Ovarian cancer cells can produce an excessive amount of CER, resulting in increased conversion to S1P. According to such an assumption, increased risk of ovarian cancer could be caused by shifting of the balance towards S1P through dysregulation of sphingolipid metabolism, resulting in overproduction of S1P and CER. The role of bioactive sphingolipids in the function of erythrocytes and platelets awaits recognition.

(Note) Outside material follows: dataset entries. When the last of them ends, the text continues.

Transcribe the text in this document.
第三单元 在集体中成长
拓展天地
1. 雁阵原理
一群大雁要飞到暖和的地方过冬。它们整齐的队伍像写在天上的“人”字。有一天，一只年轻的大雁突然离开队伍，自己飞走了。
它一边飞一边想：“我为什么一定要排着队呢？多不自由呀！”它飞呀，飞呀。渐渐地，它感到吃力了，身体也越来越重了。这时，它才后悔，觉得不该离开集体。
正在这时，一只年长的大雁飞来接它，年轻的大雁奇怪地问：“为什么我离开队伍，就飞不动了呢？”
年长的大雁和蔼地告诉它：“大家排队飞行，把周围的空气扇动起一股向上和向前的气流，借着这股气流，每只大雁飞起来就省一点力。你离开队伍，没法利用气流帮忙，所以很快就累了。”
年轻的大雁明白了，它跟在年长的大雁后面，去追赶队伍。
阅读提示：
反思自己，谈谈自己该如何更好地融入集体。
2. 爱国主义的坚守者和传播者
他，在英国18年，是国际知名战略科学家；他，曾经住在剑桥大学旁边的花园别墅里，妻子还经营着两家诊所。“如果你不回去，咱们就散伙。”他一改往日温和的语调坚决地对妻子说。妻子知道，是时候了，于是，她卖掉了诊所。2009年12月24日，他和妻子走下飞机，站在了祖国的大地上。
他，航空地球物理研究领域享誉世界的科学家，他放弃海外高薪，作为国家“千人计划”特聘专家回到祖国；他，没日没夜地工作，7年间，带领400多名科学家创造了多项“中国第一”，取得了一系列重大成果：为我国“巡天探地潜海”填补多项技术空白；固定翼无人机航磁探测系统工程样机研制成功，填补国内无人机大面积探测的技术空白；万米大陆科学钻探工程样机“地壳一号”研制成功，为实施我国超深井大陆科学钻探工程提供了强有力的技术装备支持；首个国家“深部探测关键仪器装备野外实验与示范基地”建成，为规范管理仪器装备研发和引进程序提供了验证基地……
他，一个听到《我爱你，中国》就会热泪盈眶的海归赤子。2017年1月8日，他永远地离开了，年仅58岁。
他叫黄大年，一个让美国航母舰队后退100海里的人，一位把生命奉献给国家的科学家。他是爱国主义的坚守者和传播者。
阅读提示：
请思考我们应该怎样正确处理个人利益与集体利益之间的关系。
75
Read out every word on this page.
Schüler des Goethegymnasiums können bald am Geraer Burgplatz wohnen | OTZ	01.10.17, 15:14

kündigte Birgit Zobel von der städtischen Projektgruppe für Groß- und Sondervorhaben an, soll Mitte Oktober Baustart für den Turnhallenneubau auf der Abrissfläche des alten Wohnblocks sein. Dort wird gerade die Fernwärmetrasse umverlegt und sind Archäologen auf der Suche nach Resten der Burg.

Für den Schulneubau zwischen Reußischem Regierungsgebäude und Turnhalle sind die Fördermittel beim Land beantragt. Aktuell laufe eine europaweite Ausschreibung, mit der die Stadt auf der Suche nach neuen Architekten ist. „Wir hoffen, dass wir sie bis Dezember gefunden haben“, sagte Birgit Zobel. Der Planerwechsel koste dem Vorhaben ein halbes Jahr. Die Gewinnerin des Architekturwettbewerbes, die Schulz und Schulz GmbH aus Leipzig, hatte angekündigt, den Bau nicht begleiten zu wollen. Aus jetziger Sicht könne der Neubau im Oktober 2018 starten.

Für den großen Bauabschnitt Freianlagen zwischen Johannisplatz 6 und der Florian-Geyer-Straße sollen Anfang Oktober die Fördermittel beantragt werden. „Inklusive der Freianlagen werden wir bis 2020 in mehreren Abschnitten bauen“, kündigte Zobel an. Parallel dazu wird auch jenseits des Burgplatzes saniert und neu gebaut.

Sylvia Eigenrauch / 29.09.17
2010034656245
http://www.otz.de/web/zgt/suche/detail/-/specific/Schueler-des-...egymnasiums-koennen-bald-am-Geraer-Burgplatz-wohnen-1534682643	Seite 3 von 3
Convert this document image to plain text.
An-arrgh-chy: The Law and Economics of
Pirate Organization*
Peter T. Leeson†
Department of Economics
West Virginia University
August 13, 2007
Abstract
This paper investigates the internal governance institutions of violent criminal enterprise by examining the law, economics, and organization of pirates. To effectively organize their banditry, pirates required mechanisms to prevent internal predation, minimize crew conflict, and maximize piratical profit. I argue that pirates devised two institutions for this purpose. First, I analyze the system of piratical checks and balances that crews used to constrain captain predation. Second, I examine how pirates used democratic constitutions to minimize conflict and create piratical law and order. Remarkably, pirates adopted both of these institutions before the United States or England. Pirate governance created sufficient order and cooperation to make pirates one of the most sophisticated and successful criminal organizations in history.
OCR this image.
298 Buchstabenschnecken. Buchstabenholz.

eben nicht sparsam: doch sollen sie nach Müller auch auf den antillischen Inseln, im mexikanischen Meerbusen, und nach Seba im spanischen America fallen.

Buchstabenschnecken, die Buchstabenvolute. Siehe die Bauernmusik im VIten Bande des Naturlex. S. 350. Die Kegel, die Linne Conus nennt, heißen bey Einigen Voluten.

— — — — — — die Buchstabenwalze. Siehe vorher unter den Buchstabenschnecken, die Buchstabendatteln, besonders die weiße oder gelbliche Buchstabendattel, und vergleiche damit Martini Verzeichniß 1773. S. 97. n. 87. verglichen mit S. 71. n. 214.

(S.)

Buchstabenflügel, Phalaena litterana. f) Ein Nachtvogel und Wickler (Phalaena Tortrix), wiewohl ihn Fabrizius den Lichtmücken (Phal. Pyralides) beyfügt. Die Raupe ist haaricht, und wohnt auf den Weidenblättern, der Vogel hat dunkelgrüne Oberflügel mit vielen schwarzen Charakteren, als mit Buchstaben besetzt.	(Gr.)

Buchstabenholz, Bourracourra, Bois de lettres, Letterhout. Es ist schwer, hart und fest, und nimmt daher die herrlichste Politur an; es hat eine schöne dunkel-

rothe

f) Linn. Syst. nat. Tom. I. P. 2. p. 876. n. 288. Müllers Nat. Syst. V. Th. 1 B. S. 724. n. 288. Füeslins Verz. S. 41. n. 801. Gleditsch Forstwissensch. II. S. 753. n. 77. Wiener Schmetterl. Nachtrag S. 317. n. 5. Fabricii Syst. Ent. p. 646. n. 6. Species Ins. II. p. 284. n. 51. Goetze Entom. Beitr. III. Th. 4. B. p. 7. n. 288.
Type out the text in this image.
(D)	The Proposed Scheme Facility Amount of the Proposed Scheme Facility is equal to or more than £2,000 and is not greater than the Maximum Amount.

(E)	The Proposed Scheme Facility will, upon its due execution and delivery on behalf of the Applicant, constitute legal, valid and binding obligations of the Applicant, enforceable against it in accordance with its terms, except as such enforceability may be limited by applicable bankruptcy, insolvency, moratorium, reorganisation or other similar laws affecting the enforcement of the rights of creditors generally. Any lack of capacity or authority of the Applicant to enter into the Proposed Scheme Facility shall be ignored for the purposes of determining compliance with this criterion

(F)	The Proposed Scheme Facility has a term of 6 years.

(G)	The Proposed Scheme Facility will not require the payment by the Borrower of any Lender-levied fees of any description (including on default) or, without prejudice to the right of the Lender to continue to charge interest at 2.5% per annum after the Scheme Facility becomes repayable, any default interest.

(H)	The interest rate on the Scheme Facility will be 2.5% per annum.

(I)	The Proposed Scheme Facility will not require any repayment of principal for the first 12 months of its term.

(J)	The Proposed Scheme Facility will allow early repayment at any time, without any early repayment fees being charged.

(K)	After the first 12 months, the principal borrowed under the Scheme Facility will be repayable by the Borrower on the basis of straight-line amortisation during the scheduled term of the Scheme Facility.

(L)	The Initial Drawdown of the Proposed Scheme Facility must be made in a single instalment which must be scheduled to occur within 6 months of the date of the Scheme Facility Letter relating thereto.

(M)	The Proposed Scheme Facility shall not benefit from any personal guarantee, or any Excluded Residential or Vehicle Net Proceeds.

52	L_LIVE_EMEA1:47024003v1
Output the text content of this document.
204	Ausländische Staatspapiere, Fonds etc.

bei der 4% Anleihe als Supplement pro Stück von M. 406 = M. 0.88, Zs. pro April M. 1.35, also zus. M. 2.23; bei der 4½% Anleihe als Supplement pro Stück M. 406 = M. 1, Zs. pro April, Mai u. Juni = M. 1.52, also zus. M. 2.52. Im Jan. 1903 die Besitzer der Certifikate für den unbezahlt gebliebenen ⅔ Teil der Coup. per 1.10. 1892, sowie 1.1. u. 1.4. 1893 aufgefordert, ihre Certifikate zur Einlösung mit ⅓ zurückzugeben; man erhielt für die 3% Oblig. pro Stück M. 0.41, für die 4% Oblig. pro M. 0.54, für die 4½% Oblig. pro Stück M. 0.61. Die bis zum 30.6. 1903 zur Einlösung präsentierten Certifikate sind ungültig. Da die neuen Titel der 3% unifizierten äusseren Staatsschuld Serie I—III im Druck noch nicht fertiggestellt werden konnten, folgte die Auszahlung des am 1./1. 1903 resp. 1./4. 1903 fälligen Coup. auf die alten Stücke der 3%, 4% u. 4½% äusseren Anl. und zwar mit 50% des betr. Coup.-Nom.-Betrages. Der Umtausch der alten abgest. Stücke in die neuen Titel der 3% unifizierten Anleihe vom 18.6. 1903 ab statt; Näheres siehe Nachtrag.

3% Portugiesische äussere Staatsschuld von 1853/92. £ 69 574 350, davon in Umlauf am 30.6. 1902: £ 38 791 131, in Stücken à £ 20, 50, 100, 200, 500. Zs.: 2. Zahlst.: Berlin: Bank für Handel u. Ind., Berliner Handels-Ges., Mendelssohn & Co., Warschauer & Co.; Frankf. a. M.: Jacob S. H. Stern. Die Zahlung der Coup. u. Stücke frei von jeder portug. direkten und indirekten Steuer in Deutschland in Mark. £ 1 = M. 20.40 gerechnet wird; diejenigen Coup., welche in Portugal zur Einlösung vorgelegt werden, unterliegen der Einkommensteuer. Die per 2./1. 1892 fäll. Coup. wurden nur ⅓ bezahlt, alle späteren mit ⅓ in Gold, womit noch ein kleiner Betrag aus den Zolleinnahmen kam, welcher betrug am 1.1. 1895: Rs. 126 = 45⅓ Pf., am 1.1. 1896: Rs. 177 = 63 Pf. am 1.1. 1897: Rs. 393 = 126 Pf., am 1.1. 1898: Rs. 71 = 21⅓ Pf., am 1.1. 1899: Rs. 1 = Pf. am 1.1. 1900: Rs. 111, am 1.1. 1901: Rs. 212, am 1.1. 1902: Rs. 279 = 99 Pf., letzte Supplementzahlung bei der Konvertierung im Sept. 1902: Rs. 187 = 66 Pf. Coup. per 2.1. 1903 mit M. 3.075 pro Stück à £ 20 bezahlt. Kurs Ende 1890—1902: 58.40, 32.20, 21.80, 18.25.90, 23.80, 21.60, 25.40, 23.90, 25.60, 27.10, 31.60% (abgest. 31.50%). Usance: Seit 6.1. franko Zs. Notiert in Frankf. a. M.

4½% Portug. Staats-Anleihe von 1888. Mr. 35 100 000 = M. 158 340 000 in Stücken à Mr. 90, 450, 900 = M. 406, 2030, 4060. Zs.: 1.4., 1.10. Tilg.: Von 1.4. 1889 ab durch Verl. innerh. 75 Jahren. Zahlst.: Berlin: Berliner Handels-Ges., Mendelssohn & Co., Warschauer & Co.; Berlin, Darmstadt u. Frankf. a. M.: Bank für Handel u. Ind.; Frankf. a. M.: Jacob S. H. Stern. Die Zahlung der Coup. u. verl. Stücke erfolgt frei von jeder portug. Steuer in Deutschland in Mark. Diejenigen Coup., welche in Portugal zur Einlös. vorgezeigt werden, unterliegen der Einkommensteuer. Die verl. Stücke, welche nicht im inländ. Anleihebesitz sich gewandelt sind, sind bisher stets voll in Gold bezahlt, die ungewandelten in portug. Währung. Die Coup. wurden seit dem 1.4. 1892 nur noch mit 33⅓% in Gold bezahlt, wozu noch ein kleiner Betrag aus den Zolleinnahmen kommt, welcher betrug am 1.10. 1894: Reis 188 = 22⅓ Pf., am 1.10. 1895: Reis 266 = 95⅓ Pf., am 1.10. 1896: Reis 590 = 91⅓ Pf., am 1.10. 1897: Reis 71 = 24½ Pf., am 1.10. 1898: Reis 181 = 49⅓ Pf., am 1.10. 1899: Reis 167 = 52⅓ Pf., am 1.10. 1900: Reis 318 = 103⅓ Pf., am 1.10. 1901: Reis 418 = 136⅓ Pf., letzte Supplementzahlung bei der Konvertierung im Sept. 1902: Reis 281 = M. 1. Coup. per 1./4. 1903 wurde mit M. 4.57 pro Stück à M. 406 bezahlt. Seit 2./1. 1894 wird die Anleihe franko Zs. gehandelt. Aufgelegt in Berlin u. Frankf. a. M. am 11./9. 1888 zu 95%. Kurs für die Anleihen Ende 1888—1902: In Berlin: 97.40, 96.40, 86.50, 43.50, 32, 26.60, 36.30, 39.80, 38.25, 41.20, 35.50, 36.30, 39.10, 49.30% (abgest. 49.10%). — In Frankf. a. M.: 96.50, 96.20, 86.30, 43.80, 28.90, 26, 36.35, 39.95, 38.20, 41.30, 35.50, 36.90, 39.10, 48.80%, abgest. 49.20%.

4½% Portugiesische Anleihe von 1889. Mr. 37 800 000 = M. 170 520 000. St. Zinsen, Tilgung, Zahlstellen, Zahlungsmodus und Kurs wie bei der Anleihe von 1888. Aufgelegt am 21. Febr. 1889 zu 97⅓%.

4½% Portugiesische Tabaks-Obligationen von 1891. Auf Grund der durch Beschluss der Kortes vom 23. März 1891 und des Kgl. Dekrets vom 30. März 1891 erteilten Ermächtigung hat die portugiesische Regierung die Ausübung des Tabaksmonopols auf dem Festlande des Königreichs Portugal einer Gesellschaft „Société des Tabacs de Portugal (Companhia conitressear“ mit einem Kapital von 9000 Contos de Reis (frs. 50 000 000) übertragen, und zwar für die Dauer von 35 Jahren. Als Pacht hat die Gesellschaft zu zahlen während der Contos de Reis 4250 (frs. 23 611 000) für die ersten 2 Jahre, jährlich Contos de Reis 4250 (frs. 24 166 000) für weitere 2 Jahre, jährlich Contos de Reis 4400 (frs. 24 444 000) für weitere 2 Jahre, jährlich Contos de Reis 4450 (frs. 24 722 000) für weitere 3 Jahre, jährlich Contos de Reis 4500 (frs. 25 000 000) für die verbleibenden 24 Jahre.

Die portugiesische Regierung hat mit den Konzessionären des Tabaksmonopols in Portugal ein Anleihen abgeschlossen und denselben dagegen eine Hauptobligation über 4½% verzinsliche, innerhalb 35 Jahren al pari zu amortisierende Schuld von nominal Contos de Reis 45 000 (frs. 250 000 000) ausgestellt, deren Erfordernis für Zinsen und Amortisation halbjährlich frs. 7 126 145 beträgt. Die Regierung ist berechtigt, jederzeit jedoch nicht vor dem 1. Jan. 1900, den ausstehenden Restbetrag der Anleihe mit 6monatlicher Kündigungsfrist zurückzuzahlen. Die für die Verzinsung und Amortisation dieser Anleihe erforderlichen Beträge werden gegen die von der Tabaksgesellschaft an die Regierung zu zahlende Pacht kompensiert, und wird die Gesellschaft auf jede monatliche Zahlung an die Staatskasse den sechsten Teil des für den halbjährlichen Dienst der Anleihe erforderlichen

In conclusion, it seems that this is one of the few publications dealing with the role of active sphingolipids in blood cell metabolism in patients with advanced serous ovarian cancer. There is still a shortage of studies explaining the role of sphingolipids as transducers in cell signaling in the metabolism and development of ovarian cancer. In summary, measurement of CER (C16, C18.1, C18) in plasma of patients with ovarian cancer may be an important tool in the noninvasive assessment of the progression of disease. The present data show that concentrations of RBC C16-Cer, C18:1-Cer, C18:1-Cer could discriminate moderate/severe vs. mild ovarian cancer with high sensitivity and specificity patients with ovarian cancer. Plasma concentration of CER could be an important markers in ovarian cancer diagnostics and patients’ selection for surgical and chemotherapy treatment. Confirmation of these conclusions requires further investigation of sphingolipids in ovarian cancer.